Luchezarnoye got its start three years ago, when a group of Moscow residents, united by the idea of “returning to natural life,” decided to found a settlement, she said.

A web site was created as a gathering point for others who share the idea.

They purchased a 90-hectare plot that was once part of a collective farm and began organizing their village. The field was cut into 70 plots, of which 62 are already owned by families.

But the place does not seem densely populated at all. A few little buildings are seen amid the untrodden grass. These are not even houses, just bytovkas, or small wagons made of steel and wood. In Russia, they are often used for temporary living by workers or watchmen on construction sites.

Such shelters, separated by big distances and woods, are all that make up the settlement for now.

Starting a village is a long and difficult process, the settlers said, but they proudly claim that they are steadily moving forward.

Alexei Frolenkov and his wife, Viktoria, run a retail business in Moscow but spend more and more time at the place where they plan to build their estate.

Few of their belongings recall the city life they plan to leave behind. The one exception is a car battery that they use to power a few environmentally friendly lamps. Once or twice a week, Frolenkov returns to Zelenograd and recharges it.

“Anyway, it’s so great to live here,” he said. “It’s not like the city at all. It’s like comparing heaven and earth.”

All of Luchezarnoye’s settlers work in Moscow or nearby towns — there are businessmen, accountants and many IT specialists.

“We’re different from the village people,” Frolenkov said. “We dislike the idea of traditional agriculture, of pressing nature hard and toiling ourselves.”

They believe that a more modest lifestyle and alternative plant-growing methods based on imitating natural ecosystems may support a man without stretching him and the land.

Unlike the homegrown Megre philosophy, the settlers’ agricultural ideology was formed by scientific research in Australia and Japan.

“A man can live autonomously from his hectare,” Zhiltsova said. “Not with the modern needs, of course.

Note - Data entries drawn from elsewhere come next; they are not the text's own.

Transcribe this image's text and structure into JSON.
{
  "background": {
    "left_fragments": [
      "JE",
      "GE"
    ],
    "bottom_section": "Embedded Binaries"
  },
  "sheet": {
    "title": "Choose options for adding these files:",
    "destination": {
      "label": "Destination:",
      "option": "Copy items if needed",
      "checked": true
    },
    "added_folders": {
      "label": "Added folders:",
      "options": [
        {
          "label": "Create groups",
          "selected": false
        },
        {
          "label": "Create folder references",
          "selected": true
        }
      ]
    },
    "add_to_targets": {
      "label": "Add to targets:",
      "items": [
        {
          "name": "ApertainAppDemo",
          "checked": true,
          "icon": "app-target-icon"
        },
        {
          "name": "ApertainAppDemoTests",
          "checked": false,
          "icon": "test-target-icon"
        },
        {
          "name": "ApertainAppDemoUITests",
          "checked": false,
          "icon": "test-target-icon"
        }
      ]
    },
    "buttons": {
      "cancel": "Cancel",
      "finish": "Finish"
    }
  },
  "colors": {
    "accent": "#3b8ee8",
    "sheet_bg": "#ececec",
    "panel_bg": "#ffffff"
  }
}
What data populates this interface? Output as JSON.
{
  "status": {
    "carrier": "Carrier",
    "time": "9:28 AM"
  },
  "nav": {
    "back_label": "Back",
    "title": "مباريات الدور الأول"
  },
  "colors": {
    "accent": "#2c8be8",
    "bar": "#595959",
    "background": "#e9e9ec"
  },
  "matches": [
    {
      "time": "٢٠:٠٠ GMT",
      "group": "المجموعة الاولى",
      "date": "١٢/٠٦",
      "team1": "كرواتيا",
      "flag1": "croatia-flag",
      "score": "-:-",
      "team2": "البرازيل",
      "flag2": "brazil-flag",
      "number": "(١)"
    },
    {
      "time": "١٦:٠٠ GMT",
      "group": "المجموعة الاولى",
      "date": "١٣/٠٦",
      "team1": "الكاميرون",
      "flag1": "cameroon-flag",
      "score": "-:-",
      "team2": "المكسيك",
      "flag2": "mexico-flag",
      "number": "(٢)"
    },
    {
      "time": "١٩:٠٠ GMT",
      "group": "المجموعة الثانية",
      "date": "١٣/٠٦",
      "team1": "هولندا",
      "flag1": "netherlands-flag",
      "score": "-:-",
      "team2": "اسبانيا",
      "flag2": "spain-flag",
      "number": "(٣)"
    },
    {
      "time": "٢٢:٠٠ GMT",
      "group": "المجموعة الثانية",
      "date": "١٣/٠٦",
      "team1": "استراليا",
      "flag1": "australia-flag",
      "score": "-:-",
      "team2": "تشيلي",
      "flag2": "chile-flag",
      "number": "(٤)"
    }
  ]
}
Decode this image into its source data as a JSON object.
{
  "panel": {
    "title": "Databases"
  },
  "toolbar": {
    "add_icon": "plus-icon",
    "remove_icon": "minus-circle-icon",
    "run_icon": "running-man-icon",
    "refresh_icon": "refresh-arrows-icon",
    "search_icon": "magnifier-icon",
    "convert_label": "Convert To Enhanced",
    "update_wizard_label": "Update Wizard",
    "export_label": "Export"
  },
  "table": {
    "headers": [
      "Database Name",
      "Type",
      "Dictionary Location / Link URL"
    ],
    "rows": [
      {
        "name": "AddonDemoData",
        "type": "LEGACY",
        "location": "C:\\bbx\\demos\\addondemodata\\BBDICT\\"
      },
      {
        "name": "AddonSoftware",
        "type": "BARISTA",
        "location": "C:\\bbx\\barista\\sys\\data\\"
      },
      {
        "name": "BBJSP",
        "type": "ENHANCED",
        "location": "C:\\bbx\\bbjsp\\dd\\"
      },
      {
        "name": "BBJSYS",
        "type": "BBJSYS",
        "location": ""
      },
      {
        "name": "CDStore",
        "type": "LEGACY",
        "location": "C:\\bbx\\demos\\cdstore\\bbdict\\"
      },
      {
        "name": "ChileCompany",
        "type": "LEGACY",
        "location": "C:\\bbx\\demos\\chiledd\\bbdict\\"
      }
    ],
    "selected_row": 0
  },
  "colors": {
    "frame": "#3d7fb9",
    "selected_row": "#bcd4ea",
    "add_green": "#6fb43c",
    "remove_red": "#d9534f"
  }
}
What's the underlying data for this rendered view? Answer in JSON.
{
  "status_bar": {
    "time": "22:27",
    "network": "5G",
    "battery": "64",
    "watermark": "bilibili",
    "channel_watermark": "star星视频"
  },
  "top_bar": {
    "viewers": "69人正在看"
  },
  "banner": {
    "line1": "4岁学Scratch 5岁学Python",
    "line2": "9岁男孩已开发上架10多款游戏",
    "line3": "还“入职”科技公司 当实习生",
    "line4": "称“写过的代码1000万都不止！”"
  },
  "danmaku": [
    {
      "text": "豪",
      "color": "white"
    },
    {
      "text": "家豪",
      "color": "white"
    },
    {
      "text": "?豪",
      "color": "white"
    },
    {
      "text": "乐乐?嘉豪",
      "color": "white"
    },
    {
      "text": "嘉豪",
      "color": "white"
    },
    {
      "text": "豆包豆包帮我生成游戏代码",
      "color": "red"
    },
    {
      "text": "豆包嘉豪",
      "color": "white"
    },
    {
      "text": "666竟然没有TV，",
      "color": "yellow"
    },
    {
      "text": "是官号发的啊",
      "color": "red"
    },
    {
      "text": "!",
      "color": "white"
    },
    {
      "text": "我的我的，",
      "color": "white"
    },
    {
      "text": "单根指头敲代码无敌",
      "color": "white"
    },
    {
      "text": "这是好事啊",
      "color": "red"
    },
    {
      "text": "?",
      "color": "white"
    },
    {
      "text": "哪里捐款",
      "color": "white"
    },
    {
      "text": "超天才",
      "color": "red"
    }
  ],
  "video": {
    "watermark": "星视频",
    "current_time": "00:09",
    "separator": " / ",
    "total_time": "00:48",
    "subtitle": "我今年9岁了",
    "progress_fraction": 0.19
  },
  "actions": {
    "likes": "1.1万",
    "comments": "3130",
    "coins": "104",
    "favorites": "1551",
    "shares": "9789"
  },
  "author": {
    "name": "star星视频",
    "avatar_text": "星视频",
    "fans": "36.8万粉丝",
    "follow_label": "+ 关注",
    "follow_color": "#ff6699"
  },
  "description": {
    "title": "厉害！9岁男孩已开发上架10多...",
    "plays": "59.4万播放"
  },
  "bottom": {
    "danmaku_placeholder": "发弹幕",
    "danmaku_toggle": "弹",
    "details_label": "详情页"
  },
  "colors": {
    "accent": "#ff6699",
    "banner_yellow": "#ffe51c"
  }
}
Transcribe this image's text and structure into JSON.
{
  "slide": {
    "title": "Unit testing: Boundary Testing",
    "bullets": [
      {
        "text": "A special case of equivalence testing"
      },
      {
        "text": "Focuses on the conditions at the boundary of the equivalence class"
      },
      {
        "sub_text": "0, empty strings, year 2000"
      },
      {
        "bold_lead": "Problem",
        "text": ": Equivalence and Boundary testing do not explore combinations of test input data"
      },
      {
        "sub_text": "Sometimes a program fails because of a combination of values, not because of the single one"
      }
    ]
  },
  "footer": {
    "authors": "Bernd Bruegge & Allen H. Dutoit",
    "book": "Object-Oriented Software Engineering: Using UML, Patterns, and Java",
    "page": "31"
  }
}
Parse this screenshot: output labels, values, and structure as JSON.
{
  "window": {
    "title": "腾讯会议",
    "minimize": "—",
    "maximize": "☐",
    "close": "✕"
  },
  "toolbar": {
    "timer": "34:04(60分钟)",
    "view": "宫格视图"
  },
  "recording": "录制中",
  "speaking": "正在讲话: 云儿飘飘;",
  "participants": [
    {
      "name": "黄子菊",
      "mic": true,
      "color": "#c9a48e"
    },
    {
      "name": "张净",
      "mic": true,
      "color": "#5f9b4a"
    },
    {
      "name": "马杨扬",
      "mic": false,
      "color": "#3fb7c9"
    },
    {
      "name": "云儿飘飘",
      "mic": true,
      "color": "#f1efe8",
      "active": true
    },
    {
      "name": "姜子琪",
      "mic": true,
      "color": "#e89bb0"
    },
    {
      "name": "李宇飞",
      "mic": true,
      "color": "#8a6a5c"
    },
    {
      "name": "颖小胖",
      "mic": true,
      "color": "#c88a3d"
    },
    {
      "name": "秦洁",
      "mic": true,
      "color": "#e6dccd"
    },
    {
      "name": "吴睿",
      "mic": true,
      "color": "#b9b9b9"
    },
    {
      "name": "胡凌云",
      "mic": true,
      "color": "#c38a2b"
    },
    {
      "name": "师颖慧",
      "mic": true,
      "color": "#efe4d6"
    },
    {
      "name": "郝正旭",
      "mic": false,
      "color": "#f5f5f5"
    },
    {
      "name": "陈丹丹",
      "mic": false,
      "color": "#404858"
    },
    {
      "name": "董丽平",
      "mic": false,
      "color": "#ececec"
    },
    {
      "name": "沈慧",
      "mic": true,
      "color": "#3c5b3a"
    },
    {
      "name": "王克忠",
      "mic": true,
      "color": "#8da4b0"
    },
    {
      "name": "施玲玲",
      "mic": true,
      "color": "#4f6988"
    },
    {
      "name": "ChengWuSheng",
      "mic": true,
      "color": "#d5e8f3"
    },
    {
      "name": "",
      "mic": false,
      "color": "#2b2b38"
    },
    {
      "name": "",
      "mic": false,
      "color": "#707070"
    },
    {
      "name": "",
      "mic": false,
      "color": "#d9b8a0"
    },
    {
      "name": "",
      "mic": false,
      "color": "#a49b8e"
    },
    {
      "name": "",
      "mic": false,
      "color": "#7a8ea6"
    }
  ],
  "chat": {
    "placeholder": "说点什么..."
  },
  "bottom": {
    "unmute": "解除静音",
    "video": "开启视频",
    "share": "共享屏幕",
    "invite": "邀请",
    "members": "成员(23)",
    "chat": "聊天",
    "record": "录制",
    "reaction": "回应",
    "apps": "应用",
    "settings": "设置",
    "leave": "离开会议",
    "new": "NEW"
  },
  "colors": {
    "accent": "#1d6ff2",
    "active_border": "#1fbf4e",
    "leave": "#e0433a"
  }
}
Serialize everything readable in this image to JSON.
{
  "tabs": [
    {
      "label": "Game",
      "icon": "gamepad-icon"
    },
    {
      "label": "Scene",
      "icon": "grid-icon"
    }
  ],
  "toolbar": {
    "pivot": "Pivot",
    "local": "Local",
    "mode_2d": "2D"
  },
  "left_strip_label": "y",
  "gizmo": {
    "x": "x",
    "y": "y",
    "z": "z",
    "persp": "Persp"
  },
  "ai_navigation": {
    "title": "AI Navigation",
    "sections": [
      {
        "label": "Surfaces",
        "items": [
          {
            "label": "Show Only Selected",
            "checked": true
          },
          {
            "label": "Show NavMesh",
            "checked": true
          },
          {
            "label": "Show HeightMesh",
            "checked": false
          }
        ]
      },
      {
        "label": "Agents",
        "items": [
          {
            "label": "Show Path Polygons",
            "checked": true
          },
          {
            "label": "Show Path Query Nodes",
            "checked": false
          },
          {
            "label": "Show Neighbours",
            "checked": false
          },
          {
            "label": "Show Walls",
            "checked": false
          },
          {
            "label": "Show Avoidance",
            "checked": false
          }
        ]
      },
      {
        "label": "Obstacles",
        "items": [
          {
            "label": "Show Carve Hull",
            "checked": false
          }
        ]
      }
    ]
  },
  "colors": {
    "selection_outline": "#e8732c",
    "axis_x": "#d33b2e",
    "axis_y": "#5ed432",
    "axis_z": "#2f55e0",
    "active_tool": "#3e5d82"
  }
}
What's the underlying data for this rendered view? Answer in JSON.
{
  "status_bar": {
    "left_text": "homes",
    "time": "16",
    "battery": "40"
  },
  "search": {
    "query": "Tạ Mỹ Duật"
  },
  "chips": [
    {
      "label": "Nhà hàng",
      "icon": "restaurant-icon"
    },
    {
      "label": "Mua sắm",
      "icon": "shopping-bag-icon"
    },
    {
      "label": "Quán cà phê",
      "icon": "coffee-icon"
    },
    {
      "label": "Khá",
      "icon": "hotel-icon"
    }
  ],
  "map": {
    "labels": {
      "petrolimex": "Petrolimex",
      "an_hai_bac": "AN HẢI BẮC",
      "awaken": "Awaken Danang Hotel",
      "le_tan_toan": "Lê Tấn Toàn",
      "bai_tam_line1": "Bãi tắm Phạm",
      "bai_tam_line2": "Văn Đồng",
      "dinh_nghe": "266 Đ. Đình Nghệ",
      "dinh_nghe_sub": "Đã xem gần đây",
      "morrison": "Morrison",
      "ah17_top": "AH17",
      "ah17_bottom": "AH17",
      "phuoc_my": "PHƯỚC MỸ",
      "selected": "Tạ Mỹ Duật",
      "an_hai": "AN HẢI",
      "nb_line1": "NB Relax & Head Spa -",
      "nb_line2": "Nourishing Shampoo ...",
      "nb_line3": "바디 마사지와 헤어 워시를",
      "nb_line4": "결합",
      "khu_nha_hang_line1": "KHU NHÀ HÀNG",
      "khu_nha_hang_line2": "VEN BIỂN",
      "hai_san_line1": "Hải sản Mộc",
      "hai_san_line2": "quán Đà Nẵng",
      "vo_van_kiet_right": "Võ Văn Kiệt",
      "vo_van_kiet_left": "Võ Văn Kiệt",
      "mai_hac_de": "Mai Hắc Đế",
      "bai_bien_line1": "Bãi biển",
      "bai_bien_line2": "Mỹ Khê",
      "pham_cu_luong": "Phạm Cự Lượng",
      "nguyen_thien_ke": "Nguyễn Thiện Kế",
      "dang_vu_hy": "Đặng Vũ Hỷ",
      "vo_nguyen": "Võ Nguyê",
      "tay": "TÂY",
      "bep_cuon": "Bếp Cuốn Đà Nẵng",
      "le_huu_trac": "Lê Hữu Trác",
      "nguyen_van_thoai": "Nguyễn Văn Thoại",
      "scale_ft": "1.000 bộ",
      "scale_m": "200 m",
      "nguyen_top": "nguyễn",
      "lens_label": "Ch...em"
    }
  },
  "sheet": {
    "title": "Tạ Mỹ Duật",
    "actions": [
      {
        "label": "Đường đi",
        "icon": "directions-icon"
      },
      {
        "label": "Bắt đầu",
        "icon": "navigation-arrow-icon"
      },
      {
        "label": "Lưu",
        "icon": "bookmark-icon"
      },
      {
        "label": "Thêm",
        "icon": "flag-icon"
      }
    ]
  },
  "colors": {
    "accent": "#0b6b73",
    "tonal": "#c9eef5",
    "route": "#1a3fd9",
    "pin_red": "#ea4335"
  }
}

When you start living here, you begin to lower your necessities.”

Ecosettlers gradually become vegetarians and forget cigarettes and alcohol, she said.

Zhiltsova showed off her orchard, which is nothing like the traditional Russian vegetable patch. The wild grass and weeds are not pulled out — they’re natural, and thus not harmful, she argues.

Settlers also try gradually downshifting from their work and business, opting for freer schedules and jobs they can do from home, which will allow them to live in Luchezarnoye year-round.

But so far, the settlement has existed mostly as a meeting place on weekends and a web site. Only a few families live here for longer periods.

The residents complain that legally establishing a new village in Russia is very difficult. It requires mountains of paperwork, knocking on too many doors and not a small amount of money, they said.

“The idea of patrimonial estates is a positive one,” Dmitry Medvedev, then a first deputy prime minister, said during an Internet conference in March 2007. “It fits into our ideas of low-rise building development, which are put to practice in the national projects.”

But apart from this fleeting praise, the government has no official position on the ecosettlements, many of which exist on a semilegal basis. Residents typically purchase the land, but because it is classified as agricultural they are prohibited from building permanent structures.

“People from all the patrimonial villages around the country are writing letters to the president and prime minister and asking them to pass a law on ecosettlements,” Frolenkov said. “But we are still treated as a group of lunatics.”

Kovcheg, or The Ark, in the Kaluga region is the only one that has managed to gain official recognition as a settlement. It took their leader, Fyodor Lazutin, seven years of legal work.

Most of the natural settlements, however, still look like Luchezarnoye — a few huts lost in the woods and fields, slowly but steadily built by their idealistic owners.